I work on a large flat table , couple rags , air compressor, ect - i carefully remove the carb, and disassemble it in order on the one rag - make sure its laid out in the same order of removal .

Once its all apart, one piece at a time, clean the carb and transfer each piece over to the other rag in the same order when it was dirty.

Check the condition of the various internal pieces, detirmining if a carb kit or other pieces are needed.

Once it is cleaned, reassemble the carb, if it has adjustable air ( in the carb top) and fuel screws ( in bottom of carb) - set them at 1 1/4" turns out from lightly bottomed ( turned all the way in) to 'preset' the carb ( will need minor adjusting after its back on the tractor) - most newer motors dont have any adjustability- everything is preset.

If it does, once its back together, start the motor, and slowly turn the fuel screw out till motor stumbles, then turn back in till smooths out.

While its apart, it might not hurt to change the fuel line, filter and do a tune up if its never had one.


----------



## tominos (Jul 8, 2012)

seems like i've written this post three times, but it won't let me post since i wasn't logged in. argh. 

anyway, good tip on organizing the carb parts in the order that you take them off. didn't know that till just a few days ago.

i've rebuilt the carb with an oem carb kit, and seems to run fine, can run on no choke now. i was surprised how simple the carb was to rebuild. just slapped it back on the engine, and cranked and started right up.

fast forward a few days, have it on full choke, fast throttle. didn't want to start. cranking away, pretty soon starts to flood. or maybe it was flooding before i tried to start. could it be leaking at the float needle valve? there was a small green fat o ring that came with my carb kit, but one didn't come out of my carb so i didn't put it in, not even sure what its for. 

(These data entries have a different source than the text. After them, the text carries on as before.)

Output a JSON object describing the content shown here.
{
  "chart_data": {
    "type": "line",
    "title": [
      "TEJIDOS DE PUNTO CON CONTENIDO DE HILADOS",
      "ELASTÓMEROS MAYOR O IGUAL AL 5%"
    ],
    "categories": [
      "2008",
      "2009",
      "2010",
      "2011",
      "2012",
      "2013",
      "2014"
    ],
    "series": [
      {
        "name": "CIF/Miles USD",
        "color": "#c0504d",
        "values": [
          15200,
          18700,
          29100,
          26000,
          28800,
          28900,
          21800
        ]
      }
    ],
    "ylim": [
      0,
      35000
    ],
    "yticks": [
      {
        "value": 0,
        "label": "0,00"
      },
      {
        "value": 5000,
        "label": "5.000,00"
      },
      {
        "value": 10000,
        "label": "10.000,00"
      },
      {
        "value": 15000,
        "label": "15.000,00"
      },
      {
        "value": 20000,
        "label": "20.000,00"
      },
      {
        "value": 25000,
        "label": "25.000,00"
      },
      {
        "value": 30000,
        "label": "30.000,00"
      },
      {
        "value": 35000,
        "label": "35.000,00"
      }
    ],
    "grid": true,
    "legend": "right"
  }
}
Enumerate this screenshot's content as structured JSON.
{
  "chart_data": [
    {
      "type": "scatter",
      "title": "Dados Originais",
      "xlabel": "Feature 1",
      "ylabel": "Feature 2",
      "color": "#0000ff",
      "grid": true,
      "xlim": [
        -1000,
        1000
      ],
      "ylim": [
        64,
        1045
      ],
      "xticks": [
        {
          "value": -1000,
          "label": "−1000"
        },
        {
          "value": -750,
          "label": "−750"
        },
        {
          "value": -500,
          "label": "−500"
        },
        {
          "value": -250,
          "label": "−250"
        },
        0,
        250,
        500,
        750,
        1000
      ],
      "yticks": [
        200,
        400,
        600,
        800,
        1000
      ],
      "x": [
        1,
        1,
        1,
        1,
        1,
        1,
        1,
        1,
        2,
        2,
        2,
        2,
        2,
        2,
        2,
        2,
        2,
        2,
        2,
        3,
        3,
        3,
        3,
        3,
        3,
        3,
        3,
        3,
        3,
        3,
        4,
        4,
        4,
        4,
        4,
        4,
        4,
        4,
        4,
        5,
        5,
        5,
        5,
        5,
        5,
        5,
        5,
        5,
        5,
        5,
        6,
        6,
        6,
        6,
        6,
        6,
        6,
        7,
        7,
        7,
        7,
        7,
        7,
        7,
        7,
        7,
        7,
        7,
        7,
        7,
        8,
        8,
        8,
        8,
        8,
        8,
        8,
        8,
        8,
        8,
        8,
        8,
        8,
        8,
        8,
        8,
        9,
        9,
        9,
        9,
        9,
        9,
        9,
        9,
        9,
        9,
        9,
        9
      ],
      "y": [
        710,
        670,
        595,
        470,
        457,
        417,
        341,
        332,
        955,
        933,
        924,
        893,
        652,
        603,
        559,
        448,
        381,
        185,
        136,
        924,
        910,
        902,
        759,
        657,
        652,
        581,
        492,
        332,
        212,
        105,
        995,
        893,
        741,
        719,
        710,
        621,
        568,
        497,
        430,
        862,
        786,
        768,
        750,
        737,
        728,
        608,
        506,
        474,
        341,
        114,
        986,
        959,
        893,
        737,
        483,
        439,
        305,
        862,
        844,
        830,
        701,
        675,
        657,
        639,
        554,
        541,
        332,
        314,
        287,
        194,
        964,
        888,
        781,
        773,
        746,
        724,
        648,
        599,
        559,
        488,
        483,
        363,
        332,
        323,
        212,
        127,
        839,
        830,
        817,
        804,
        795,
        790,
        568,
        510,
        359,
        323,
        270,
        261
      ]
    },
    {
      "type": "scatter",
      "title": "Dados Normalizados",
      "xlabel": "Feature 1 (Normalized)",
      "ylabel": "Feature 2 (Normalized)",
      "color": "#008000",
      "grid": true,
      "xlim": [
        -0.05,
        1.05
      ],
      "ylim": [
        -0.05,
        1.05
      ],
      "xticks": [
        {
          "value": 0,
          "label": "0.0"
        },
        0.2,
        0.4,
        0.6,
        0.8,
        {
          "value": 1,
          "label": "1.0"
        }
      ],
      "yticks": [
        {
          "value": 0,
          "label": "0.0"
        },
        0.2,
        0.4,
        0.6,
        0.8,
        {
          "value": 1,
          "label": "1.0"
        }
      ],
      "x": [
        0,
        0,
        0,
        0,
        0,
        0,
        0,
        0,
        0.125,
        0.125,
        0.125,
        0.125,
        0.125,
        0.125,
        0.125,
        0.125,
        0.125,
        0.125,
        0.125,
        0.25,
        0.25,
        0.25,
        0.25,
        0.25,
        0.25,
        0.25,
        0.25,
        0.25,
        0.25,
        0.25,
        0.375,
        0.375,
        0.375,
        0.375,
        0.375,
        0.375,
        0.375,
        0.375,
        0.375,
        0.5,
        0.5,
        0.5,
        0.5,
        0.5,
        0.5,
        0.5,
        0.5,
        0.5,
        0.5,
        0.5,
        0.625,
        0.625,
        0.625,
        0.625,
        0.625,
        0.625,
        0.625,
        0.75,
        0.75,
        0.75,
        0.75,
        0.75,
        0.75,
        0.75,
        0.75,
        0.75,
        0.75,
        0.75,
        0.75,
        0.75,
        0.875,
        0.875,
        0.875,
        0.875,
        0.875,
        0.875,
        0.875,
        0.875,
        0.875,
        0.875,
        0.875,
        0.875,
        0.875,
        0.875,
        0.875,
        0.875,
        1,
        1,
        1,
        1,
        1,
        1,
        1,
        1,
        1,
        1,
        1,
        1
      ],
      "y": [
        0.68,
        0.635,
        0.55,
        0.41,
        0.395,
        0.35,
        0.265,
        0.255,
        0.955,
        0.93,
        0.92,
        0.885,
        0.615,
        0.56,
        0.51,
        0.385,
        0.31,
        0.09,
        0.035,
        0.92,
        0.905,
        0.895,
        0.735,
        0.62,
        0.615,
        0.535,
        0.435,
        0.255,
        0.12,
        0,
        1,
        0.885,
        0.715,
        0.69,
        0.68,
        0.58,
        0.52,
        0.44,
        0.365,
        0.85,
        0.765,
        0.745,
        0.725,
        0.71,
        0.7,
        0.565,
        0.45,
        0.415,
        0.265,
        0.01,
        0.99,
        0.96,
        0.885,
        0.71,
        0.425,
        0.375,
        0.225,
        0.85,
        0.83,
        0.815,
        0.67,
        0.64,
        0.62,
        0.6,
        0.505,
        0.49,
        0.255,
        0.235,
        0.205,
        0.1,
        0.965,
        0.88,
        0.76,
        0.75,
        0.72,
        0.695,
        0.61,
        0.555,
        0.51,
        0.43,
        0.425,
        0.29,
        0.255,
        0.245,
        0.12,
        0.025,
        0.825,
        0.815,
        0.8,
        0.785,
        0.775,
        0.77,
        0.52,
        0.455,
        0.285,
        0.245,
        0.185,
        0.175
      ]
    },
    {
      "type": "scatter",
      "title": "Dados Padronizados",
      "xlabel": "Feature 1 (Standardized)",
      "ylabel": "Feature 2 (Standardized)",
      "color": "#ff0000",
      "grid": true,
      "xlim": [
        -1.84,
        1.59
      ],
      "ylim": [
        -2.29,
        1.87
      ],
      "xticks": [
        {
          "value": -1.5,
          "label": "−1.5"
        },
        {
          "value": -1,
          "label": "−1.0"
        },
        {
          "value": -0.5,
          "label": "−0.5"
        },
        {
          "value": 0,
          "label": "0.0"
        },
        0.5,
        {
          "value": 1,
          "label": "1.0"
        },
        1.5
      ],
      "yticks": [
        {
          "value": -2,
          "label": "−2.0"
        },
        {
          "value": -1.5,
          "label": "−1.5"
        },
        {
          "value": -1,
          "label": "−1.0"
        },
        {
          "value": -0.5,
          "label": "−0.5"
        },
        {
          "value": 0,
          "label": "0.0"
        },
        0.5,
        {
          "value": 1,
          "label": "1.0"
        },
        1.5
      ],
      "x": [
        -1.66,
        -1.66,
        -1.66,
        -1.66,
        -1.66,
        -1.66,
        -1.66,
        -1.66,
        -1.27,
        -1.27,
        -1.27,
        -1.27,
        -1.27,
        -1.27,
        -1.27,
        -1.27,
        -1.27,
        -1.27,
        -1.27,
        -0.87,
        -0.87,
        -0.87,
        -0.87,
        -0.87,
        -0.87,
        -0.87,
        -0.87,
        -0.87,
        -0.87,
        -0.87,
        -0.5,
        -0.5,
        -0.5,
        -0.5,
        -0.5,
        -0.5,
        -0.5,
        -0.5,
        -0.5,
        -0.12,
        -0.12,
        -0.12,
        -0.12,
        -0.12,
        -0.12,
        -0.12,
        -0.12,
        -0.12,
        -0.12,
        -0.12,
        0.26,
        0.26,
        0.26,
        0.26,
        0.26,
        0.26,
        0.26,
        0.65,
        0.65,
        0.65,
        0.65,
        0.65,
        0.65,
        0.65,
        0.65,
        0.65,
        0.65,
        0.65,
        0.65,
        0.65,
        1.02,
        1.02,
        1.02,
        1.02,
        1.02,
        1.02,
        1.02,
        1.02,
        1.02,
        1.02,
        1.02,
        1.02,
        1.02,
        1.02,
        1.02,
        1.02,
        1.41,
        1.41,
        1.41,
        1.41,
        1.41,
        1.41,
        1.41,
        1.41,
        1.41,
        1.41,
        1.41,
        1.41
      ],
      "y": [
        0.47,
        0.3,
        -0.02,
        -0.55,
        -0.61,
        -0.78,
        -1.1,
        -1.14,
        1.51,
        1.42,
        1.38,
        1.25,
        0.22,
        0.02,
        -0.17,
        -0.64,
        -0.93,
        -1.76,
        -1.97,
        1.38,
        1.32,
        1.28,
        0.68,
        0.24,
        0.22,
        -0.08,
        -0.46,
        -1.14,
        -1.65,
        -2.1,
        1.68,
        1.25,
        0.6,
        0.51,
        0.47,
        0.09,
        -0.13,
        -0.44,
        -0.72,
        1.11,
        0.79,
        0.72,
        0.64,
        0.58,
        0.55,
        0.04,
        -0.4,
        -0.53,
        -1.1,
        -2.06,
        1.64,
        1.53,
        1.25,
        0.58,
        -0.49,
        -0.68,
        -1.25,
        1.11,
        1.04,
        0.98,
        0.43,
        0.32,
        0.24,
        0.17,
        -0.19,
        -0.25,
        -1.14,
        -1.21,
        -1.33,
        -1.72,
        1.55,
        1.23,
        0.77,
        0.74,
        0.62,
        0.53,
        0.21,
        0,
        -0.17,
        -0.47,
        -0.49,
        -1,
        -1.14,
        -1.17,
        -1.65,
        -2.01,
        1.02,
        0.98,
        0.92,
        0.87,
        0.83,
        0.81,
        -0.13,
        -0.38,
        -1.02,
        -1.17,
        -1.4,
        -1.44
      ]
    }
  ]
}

anyway, wouldn't start, pulled the plug, was wet with fuel, sparking nicely. so i drain the gas tank, and try to start it with just whats in the carb. starts right up. tank was full and no start, but with tank empty, started. what do you guys think? seems to flood the carb with a full tank of gas, or maybe i was just starting it incorrectly causing the engine to flood. full choke and fast throttle to start right? 

when i finally got it started with the empty tank, i had to set the choke to half and throttle to fast. 

i've also realized my yard is way too small for a riding mower, but its still fun to ride around.


----------



## dangeroustoys56 (Jul 26, 2010)

Sometimes the needle valve can leak by - a few of my old machines do that - i installed a fuel shut off valve to prevent that.

When i fill the gas tanks, i keep the valve closed, that way theres no extra pressure on the needle valve - i had a late 90's RER murray that had the tank way higher then the carb, it would flood the motor with gas - had to use a shut off valve.


Before you run the mower again check the oil for fuel contamination - if it sits in there while running, it can thin the oil and ruin the motor - if it is, definitly change the oil before running again.

I think alot of mowers today have carb issues due to the terrible gasoline availible, can cause corrosion in certain circumstances - used to be gas would last 6 months or more, now itll be lucky to last a few weeks - some sort of stabilizer should be used.

I realized that when i had issues with one of my mowers, i had cleaned the carb not that long ago( within a few months) , so i opened it up to find it all nasty inside once again. Im adding carb cleaning to my mower's maintenence list....


----------